# BMW Motorrad achieves its best six-month result ever with sales growth of 10.5 %



## [email protected] (Aug 15, 2012)

BMW Motorrad closes the first half of 2015 with a new six-month record. 78,418 motorcycles and maxi scooters were supplied worldwide as of June 2015 (prev. yr.: 70,978 units). This represents an increase of 10,5% over the equivalent period in the previous year. BMW Motorrad also set a new record in the month of June 2015. Sales saw a double-digit increase over the previous month by 31,0 % to 15,490 vehicles (prev. yr.: 11,827 units).

Heiner Faust, BMW Motorrad Head of Sales and Marketing: "Never before have we supplied this many vehicles to our customers. With a plus of 10,5 % as of the first six months, we are well on track to set a new sales record at the end of this year."

There are powerful growth stimuli coming from the major European markets of Italy, France, the UK, Spain and Germany. The BMW Motorrad home market continues to assert itself as the largest single market. In addition, BMW Motorrad is the market leader in the relevant capacity segment over 500 cc in Germany and Spain. Demand for BMW motorcycles is also rising steadily in the Asian markets. The Chinese market in particular is showing considerable growth potential for BMW Motorrad with a dynamic increase in sales.

Heiner Faust: "Our powerful model portfolio and the reputation of the BMW Motorrad brand provide the basis for our increasing market success. The new generation of water-cooled boxer models, our custom roadster and the family of sporty S models are creating a veritable surge in demand."

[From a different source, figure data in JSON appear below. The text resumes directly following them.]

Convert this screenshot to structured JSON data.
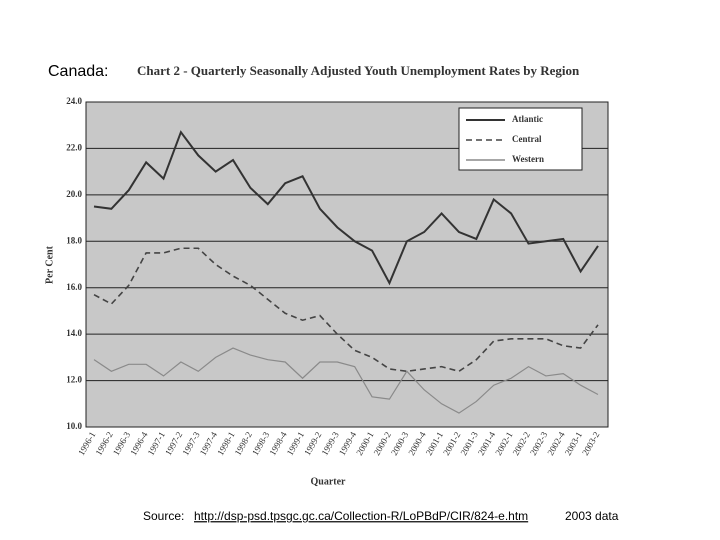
{
  "slide_label": "Canada:",
  "source": {
    "prefix": "Source:",
    "link": "http://dsp-psd.tpsgc.gc.ca/Collection-R/LoPBdP/CIR/824-e.htm",
    "suffix": "2003 data"
  },
  "chart_data": {
    "type": "line",
    "title": "Chart 2 - Quarterly Seasonally Adjusted Youth Unemployment Rates by Region",
    "x_label": "Quarter",
    "y_label": "Per Cent",
    "categories": [
      "1996-1",
      "1996-2",
      "1996-3",
      "1996-4",
      "1997-1",
      "1997-2",
      "1997-3",
      "1997-4",
      "1998-1",
      "1998-2",
      "1998-3",
      "1998-4",
      "1999-1",
      "1999-2",
      "1999-3",
      "1999-4",
      "2000-1",
      "2000-2",
      "2000-3",
      "2000-4",
      "2001-1",
      "2001-2",
      "2001-3",
      "2001-4",
      "2002-1",
      "2002-2",
      "2002-3",
      "2002-4",
      "2003-1",
      "2003-2"
    ],
    "series": [
      {
        "name": "Atlantic",
        "color": "#333333",
        "dash": "solid",
        "values": [
          19.5,
          19.4,
          20.2,
          21.4,
          20.7,
          22.7,
          21.7,
          21.0,
          21.5,
          20.3,
          19.6,
          20.5,
          20.8,
          19.4,
          18.6,
          18.0,
          17.6,
          16.2,
          18.0,
          18.4,
          19.2,
          18.4,
          18.1,
          19.8,
          19.2,
          17.9,
          18.0,
          18.1,
          16.7,
          17.8
        ]
      },
      {
        "name": "Central",
        "color": "#444444",
        "dash": "dashed",
        "values": [
          15.7,
          15.3,
          16.1,
          17.5,
          17.5,
          17.7,
          17.7,
          17.0,
          16.5,
          16.1,
          15.5,
          14.9,
          14.6,
          14.8,
          14.0,
          13.3,
          13.0,
          12.5,
          12.4,
          12.5,
          12.6,
          12.4,
          12.9,
          13.7,
          13.8,
          13.8,
          13.8,
          13.5,
          13.4,
          14.4
        ]
      },
      {
        "name": "Western",
        "color": "#8a8a8a",
        "dash": "solid",
        "values": [
          12.9,
          12.4,
          12.7,
          12.7,
          12.2,
          12.8,
          12.4,
          13.0,
          13.4,
          13.1,
          12.9,
          12.8,
          12.1,
          12.8,
          12.8,
          12.6,
          11.3,
          11.2,
          12.4,
          11.6,
          11.0,
          10.6,
          11.1,
          11.8,
          12.1,
          12.6,
          12.2,
          12.3,
          11.8,
          11.4
        ]
      }
    ],
    "ylim": [
      10,
      24
    ],
    "yticks": [
      {
        "value": 10,
        "label": "10.0"
      },
      {
        "value": 12,
        "label": "12.0"
      },
      {
        "value": 14,
        "label": "14.0"
      },
      {
        "value": 16,
        "label": "16.0"
      },
      {
        "value": 18,
        "label": "18.0"
      },
      {
        "value": 20,
        "label": "20.0"
      },
      {
        "value": 22,
        "label": "22.0"
      },
      {
        "value": 24,
        "label": "24.0"
      }
    ],
    "grid": true,
    "legend": "upper-right",
    "background": "#c8c8c8"
  }
}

The frontrunner in the BMW Motorrad sales ranking remains the water-cooled R 1200 GS. 14,099 units of this motorcycle have been supplied to date this year. This is followed in second and third place by the two boxer models R 1200 GS Adventure and R 1200 RT with 10,429 and 6,471 units respectively. The world travel enduro bike R 1200 GS Adventure is becoming increasingly popular. More than 40% of boxer GS motorcycles ordered are of the Adventure type.

In fourth place is the custom bike R nineT. The sales figure for this classic-style boxer motorcycle is at 5,868 units - exceeding expectations once again in its second year on the market. The boxer types R 1200 R and RS round off the wide model range of the R series with excellent sales figures.

In the upper output spectrum, all S series models with 1-litre 4-cylinder engine are seeing very high levels of demand. Since the recent market launch of the new S 1000 XR, the S series is now complete with three models. Both the supersports bike S 1000 RR (5,654 units) and the power roadster S 1000 R (4,134 units) have developed into volume models. And just a few days after the market launch of the XR it has become clear that this new concept of an adventure sports bike has likewise struck a nerve with many customers.

BMW customers, motorcycle enthusiasts and interested individuals from all over the world met up for the 15th time last weekend for the legendary BMW Motorrad Days in Garmisch-Partenkirchen, the biggest public event organised by BMW Motorrad. The entire spectrum of the BMW Motorrad world was presented in a diverse program of activities. On-road and off-road test rides, stunt shows, the Boxer Sprint, design studies, party flair and motorcycle tours set amid one of the most magnificent motorcycling areas in the world once again attracted tens of thousands of guests.

As Heiner Faust says: "Motorcycling and the particular attitude to life it offers inspires not only existing motorcyclists - it is now arousing the interest of many more people than in past years. A new motorcycle culture is coming into being that is reflected in our new brand orientation "Make Life a Ride". The Motorrad Days in particular is an important platform that allows us to engage in close dialogue with both old and new customers."


----------